Het resultaat van de netwerktoets is afhankelijk van de gehanteerde definitie van 'een kern' (zie ook Dijkstra, 2003). Om te voorkomen dat iedere regio een eigen definitie hanteert wordt aanbevolen om voorlopig het aantal inwoners per gemeente te hanteren. Een voor allen bruikbare definitie van kernen zou in vervolgonderzoek verder moeten worden uitgewerkt. Hoewel de netwerktoets een meerwaarde heeft in netwerkanalyses, is de toets niet geschikt om het gebruik van een netwerk inzichtelijk te maken. In deze opzet bepaalt de toets alleen of een bepaalde verbinding voldoet aan

de gestelde categoriseringseisen. Hierin schuilen twee problemen. Ten eerste mag een weg op papier wel van een bepaalde categorie zijn, maar het kan toch zijn dat deze niet zo is ingericht of niet functioneert zoals bedoeld. Een tweede probleem blijft dat er in de praktijk meer routes/ verbindingen tussen kernen mogelijk zijn dan er zijn gemodelleerd, en dat niet al deze verbindingen voldoen aan de categoriseringseisen. Dit pleit ervoor dat functie, vorm en gebruik van al deze verbindingen moeten worden afgestemd, en dat de netwerktoets aangevuld moet worden met bijvoorbeeld de routetoets die op dit moment verder wordt ontwikkeld (Dijkstra & Drolenga, 2007).

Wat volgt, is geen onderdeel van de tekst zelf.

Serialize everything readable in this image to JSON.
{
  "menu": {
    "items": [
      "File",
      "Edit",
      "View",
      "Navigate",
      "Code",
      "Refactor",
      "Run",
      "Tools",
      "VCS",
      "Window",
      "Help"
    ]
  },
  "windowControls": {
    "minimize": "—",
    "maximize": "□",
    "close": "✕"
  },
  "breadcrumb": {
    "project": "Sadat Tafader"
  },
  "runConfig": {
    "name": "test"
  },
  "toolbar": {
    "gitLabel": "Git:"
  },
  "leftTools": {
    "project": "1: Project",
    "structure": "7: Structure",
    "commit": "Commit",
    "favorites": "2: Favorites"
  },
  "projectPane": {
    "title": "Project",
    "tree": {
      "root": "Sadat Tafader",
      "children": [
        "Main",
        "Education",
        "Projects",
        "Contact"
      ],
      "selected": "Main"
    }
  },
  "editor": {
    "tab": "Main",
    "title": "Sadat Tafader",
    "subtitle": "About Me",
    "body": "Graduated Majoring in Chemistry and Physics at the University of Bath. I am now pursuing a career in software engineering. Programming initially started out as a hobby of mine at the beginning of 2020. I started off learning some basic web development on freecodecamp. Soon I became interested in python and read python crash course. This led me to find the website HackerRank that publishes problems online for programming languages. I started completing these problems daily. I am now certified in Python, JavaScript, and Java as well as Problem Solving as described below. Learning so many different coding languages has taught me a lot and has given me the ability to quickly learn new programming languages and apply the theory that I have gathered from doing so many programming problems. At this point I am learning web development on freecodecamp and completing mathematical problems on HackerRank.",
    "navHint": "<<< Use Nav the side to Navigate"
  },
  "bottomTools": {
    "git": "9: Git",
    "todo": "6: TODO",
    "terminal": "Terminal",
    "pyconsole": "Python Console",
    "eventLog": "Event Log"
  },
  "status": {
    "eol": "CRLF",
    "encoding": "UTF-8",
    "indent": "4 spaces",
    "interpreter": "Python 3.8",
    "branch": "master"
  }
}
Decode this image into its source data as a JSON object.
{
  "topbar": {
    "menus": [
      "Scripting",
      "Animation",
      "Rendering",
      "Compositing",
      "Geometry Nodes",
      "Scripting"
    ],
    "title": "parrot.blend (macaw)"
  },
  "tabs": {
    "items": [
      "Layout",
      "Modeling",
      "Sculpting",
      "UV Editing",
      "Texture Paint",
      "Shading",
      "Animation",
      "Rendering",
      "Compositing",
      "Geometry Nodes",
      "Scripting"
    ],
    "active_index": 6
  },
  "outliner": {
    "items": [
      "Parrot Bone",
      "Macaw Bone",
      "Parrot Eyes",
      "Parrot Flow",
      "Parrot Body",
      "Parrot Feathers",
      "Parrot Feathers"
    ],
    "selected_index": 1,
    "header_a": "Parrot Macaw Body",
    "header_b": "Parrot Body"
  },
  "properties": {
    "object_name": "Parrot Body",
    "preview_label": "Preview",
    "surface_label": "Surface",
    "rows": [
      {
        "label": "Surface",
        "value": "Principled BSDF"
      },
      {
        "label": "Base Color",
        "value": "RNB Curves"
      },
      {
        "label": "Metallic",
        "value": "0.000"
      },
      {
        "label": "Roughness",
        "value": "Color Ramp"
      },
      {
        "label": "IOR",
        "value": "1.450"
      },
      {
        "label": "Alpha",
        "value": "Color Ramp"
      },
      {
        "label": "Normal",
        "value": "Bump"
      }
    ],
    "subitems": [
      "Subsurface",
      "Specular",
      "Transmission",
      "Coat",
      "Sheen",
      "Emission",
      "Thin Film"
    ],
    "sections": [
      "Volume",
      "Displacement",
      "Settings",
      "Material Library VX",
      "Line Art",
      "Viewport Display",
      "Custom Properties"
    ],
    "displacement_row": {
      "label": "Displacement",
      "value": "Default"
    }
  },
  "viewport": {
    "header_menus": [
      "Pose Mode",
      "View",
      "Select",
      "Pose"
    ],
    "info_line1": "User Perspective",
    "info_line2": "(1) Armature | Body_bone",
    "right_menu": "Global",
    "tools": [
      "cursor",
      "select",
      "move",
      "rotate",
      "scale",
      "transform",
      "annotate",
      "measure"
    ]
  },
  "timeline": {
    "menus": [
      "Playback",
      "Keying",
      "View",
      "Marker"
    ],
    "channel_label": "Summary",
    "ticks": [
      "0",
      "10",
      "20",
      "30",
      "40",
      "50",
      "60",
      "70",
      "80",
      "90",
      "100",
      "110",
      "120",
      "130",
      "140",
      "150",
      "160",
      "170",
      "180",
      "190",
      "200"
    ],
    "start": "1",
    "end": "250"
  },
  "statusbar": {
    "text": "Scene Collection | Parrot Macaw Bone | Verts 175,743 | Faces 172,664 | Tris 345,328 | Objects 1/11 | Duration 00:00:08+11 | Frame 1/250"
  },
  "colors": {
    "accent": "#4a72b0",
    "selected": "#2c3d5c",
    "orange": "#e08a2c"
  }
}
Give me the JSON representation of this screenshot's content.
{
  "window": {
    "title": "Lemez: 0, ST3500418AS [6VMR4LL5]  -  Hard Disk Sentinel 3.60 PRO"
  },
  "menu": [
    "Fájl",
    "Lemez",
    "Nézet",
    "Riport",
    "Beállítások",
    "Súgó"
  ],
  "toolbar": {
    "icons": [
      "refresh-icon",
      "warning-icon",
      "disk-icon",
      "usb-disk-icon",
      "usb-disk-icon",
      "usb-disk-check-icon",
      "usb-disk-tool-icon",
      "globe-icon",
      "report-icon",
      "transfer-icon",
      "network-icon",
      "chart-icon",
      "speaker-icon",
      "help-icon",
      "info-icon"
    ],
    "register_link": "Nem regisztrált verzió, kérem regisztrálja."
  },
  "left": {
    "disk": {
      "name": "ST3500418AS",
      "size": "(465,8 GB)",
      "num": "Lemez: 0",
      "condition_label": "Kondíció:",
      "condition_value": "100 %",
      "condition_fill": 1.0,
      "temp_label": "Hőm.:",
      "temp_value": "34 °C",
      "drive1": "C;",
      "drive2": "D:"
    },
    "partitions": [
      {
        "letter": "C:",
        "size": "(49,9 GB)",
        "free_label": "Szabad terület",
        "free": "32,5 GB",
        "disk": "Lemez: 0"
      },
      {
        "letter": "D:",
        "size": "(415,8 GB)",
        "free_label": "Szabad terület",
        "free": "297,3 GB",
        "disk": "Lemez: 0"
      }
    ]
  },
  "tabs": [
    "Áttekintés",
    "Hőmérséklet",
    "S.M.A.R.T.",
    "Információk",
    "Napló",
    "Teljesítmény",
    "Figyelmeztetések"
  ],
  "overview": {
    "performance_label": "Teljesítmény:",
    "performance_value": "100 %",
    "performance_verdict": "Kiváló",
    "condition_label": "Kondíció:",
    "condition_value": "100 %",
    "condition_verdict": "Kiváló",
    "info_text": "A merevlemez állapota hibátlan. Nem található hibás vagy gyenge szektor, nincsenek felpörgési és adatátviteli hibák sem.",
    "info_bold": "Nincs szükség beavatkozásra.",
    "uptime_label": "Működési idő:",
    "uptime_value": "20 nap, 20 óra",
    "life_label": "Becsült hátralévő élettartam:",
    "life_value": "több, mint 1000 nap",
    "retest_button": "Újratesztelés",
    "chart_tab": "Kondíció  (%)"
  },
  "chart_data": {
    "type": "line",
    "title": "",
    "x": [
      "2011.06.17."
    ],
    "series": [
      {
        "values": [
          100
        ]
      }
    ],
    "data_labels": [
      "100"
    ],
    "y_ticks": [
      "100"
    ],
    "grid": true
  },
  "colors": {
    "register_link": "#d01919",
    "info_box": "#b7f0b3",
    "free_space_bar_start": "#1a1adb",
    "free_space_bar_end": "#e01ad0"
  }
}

De verkeersmodellen bevatten niet alle details over bijvoorbeeld weg- inrichting, en ze zijn ook niet bedoeld voor gedetailleerde verkeerskundige analyses van bijvoorbeeld de inrichting van kruispunten en wegvakken. Het toetsen van weginrichting en dergelijke aan Duurzaam Veilig-eisen valt buiten het bereik van de netwerkanalyse en van deze studie.

5.2. Risicobenadering

In de pilots zijn twee manieren getest om de verkeersveiligheid van het netwerk op ongevallenniveau mee te nemen. De eerste methode schat regionale risicocijfers, die gebaseerd zijn op een regionale analyse van ongevallen op de verschillende wegtypen, en op de voertuigprestaties. De tweede methode maakt gebruik van landelijke risicocijfers en (landelijke) voertuigprestaties.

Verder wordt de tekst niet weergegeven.